Southern Baptists have long had an infatuation with this heretic. In 2010, John MacArthur wrote in an article at GTY:
The notion that God is giving extrabiblical messages to Christians today has received support from some surprising sources. Wayne Grudem, popular author and professor of theology and biblical studies at Phoenix Seminary believes God regularly gives Christians prophetic messages by simply bringing spontaneous thoughts to mind. Such impressions should be reported as prophecy, he says.
Similar ideas have found sweeping acceptance even among non-charismatic Christians. Southern Baptists have eagerly devoured Experiencing God by Henry Blackaby and Claude King, which suggests that the main way the Holy Spirit leads believers is by speaking to them directly. According to Blackaby, when God gives an individual a message that pertains to the church, it should be shared with the whole body. As a result, extrabiblical “words from the Lord” are now commonplace even in some Southern Baptist circles.
Below is a sample of what you’re going to find in LifeWay’s new “Experiencing God” CSB Study Bible:
G3’s Josh Buice commented on the promotion of this new edition:
The work by Henry Blackaby known as “Experiencing God” was a gateway to the modern “God told me” language that is so common within our evangelical culture today.

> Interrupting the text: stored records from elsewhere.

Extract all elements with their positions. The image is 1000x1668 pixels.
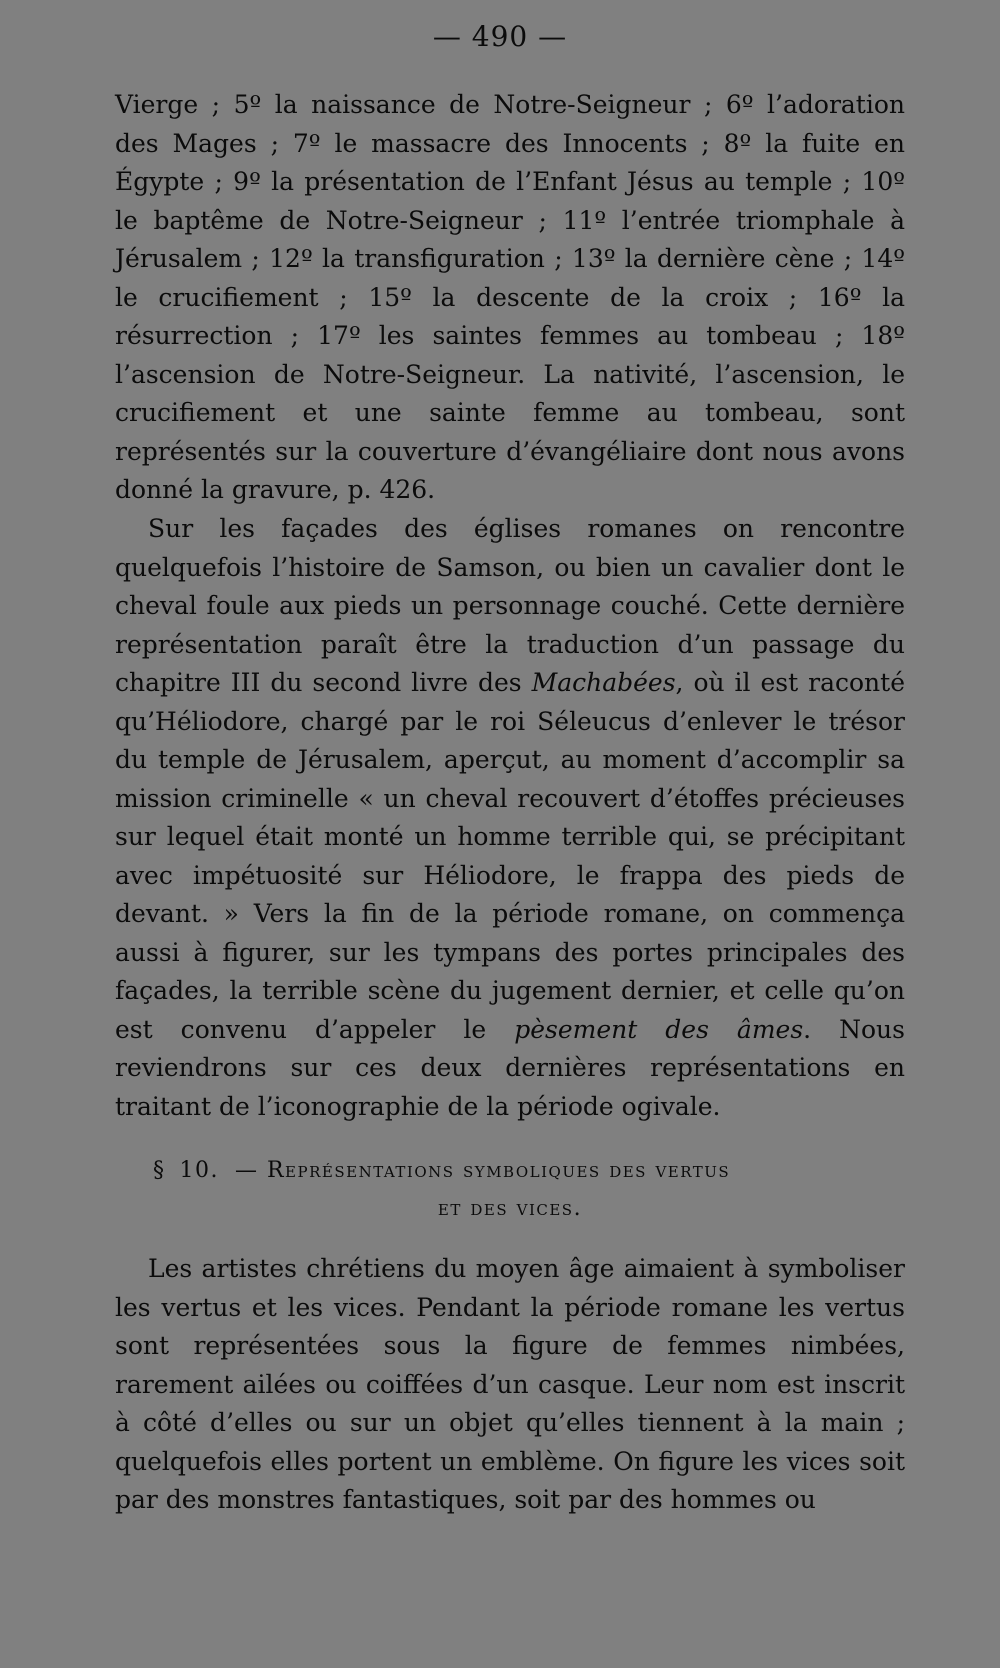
paragraph-3-text: Les artistes chrétiens du moyen âge aimaient à symboliser les vertus et les vices. Pendant la période romane les vertus sont représentées sous la figure de femmes nimbées, rarement ailées ou coiffées d’un casque. Leur nom est inscrit à côté d’elles ou sur un objet qu’elles tiennent à la main ; quelquefois elles portent un emblème. On figure les vices soit par des monstres fantastiques, soit par des hommes ou [115, 1254, 905, 1514]
section-number: 10. [179, 1158, 219, 1183]
paragraph-2-part-2: , où il est raconté qu’Héliodore, chargé par le roi Séleucus d’enlever le trésor du temple de Jérusalem, aperçut, au moment d’accomplir sa mission criminelle « un cheval recouvert d’étoffes précieuses sur lequel était monté un homme terrible qui, se précipitant avec impétuosité sur Héliodore, le frappa des pieds de devant. » Vers la fin de la période romane, on commença aussi à figurer, sur les tympans des portes principales des façades, la terrible scène du jugement dernier, et celle qu’on est convenu d’appeler le [115, 668, 905, 1044]
book-title-machabees: Machabées [531, 668, 676, 697]
paragraph-2 [115, 510, 905, 1126]
paragraph-1: Vierge ; 5º la naissance de Notre-Seigneur ; 6º l’adoration des Mages ; 7º le massacre des Innocents ; 8º la fuite en Égypte ; 9º la présentation de l’Enfant Jésus au temple ; 10º le baptême de Notre-Seigneur ; 11º l’entrée triomphale à Jérusalem ; 12º la transfiguration ; 13º la dernière cène ; 14º le crucifiement ; 15º la descente de la croix ; 16º la résurrection ; 17º les saintes femmes au tombeau ; 18º l’ascension de Notre-Seigneur. La nativité, l’ascension, le crucifiement et une sainte femme au tombeau, sont représentés sur la couverture d’évangéliaire dont nous avons donné la gravure, p. 426. [115, 90, 905, 504]
section-heading-line-1: — Représentations symboliques des vertus [235, 1158, 731, 1183]
paragraph-2-part-3: . Nous reviendrons sur ces deux dernières représentations en traitant de l’iconographie de la période ogivale. [115, 1014, 905, 1121]
paragraph-3 [115, 1250, 905, 1520]
italic-term-pesement: pèsement des âmes [514, 1014, 804, 1044]
section-heading [115, 1152, 905, 1190]
section-heading-line-2: et des vices. [437, 1196, 583, 1221]
paragraph-2-part-1: Sur les façades des églises romanes on rencontre quelquefois l’histoire de Samson, ou bien un cavalier dont le cheval foule aux pieds un personnage couché. Cette dernière représentation paraît être la traduction d’un passage du chapitre III du second livre des [115, 514, 905, 697]
section-symbol: § [153, 1158, 166, 1183]
page-number: — 490 — [432, 20, 568, 53]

We must be honest, that method of discerning the will of God assaults the sufficiency of Scripture and it has a charismatic foundation.
A quote from the original “Experiencing God” study guide:
“When God speaks to you in your quiet time, immediately write down what He said.”
Why does LifeWay continue to promote heretical materials? Does the Southern Baptist Convention want to be seen as a theologically compromised denomination? It has been heading in that direction for a long time, but it seems like one of the easiest things to clean is the resource department known as LifeWay.